Renan Teles: a fotografia como encontro
Publicado em: 28 de novembro de 2023Na série Esmeraldas não é Cohab porque tem elevador, o fotógrafo e artista visual Renan Teles estabelece diálogos entre o seu trabalho e a vida cotidiana do Conjunto Habitacional Esmeraldas, no bairro de Itaquera, região da zona leste de São Paulo. Iniciada em 2018, a série de Teles nos convida a observar as áreas de convivência, os interiores dos apartamentos, a paisagem do bairro. Além disso nos provoca a refletir sobre os modos de mediação para a produção da imagem fotográfica, indagando os processos de disputas conceituais, territoriais e sociais na configuração do processo urbano e as afetividades que a memória marca no contato com os lugares e seus modos de habitar.
O título da série faz menção à história da formação da região, que se destaca por ser umas das áreas mais populosas da cidade, abrigando alguns dos maiores conjuntos de moradias populares da cidade, as chamadas Cohab’s. Segundo o historiador Lucas Florêncio Costa, que tem se dedicado ao estudo da região, o bairro de Itaquera tem enorme importância na formação histórica da cidade. No entanto, sua menção ainda tem sido pouco evidente nas narrativas hegemônicas sobre a cidade, tanto do ponto de vista histórico como do artístico-cultural. Com a concentração do poder econômico ligado aos bairros de elite, concentrados, principalmente, nas zona centrais e extensões próximas, as chamadas bordas periféricas ficaram praticamente ausentes no discurso ligado à formação da cidade. Ou quando aparecem, são postos como “problemas sociais e urbanos”, o que desconsidera suas contribuições, saberes e subjetividades humanas para além das dificuldades.

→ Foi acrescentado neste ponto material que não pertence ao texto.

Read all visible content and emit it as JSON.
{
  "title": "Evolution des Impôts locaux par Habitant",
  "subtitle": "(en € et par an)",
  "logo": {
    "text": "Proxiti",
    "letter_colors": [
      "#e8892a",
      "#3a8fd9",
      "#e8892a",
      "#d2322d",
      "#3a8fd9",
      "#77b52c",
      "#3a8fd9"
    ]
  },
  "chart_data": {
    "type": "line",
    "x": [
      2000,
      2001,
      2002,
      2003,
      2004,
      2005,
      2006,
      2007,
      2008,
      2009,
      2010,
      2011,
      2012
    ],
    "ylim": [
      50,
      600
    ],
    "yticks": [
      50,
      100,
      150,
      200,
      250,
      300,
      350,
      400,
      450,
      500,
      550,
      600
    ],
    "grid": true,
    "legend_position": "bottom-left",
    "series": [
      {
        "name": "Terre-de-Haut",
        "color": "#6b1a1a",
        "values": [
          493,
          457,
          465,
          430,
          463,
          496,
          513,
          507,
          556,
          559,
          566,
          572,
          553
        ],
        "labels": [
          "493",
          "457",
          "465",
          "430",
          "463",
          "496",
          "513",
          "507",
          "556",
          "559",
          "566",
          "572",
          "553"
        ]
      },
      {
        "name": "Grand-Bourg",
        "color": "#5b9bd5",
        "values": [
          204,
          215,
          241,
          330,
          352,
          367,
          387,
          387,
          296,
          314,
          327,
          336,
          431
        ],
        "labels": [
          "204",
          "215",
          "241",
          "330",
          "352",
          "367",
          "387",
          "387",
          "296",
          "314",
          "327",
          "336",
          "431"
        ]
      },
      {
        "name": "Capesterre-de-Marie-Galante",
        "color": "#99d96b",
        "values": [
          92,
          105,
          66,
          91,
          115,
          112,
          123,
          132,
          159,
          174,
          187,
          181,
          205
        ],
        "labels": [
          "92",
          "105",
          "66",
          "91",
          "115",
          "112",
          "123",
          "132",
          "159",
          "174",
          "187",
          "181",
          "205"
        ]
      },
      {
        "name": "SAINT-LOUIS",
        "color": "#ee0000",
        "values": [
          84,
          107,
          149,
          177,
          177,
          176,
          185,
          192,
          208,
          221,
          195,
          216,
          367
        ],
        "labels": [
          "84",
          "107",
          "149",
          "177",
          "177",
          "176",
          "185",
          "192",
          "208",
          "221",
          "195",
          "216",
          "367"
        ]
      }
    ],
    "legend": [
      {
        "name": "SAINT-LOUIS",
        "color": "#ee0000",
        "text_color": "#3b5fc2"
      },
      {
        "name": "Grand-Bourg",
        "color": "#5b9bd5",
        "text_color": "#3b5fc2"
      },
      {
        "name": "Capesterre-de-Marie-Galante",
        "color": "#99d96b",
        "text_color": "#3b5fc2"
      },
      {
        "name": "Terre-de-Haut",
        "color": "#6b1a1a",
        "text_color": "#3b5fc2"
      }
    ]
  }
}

Sabe-se que a região de Itaquera foi ocupada por populações indígenas, como os Guaianás, cuja memória se mantém viva em ações como a do Jongo dos Guaianás, grupo que une marcas culturais indígenas e afro-brasileiras na região. No período colonial, a região era estância de pouso na passagem de viajantes. Entre o século 19 e início do 20, acomodou idílicas chácaras de veraneio da elite, que passeava por lá aos finais de semana e durante as férias. Por volta da década de 1950, a região vivenciou um alto crescimento populacional, modificando a sua paisagem bucólica e rural, transformando suas terras em novas zonas de loteamento urbano.
Com o crescimento desordenado e a falta de políticas públicas direcionadas às populações de baixa renda, por volta de 1970, Itaquera já era um dos bairros mais populosos da cidade. O que motivou o início do processo de construção dos Conjuntos Habitacionais (Cohab’s): vastos agrupamentos de edifícios com apartamentos de baixo custo. Foram criadas as Cohab’s Itaquera I – Arthur Alvim e Itaquera II – Jardim Bonifácio (também conhecidas por Cohab 1 e 2, respectivamente). Segundo Costa, em conversa realizada especialmente para a escrita deste texto, a Cohab tem como princípio a garantia do poder público em oferecer moradias a preços acessíveis, destinados, principalmente, às populações financeiramente desfavorecidas. No entanto, apesar de contar com o envolvimento de equipes formadas para planejar e garantir espaços de bem viver, geralmente, a infraestrutura oferecida por esses projetos prevêem o mínimo, sem assegurar necessidades básicas para bem viver, como ambientes de lazer, educação, saúde, cultura, entre outros.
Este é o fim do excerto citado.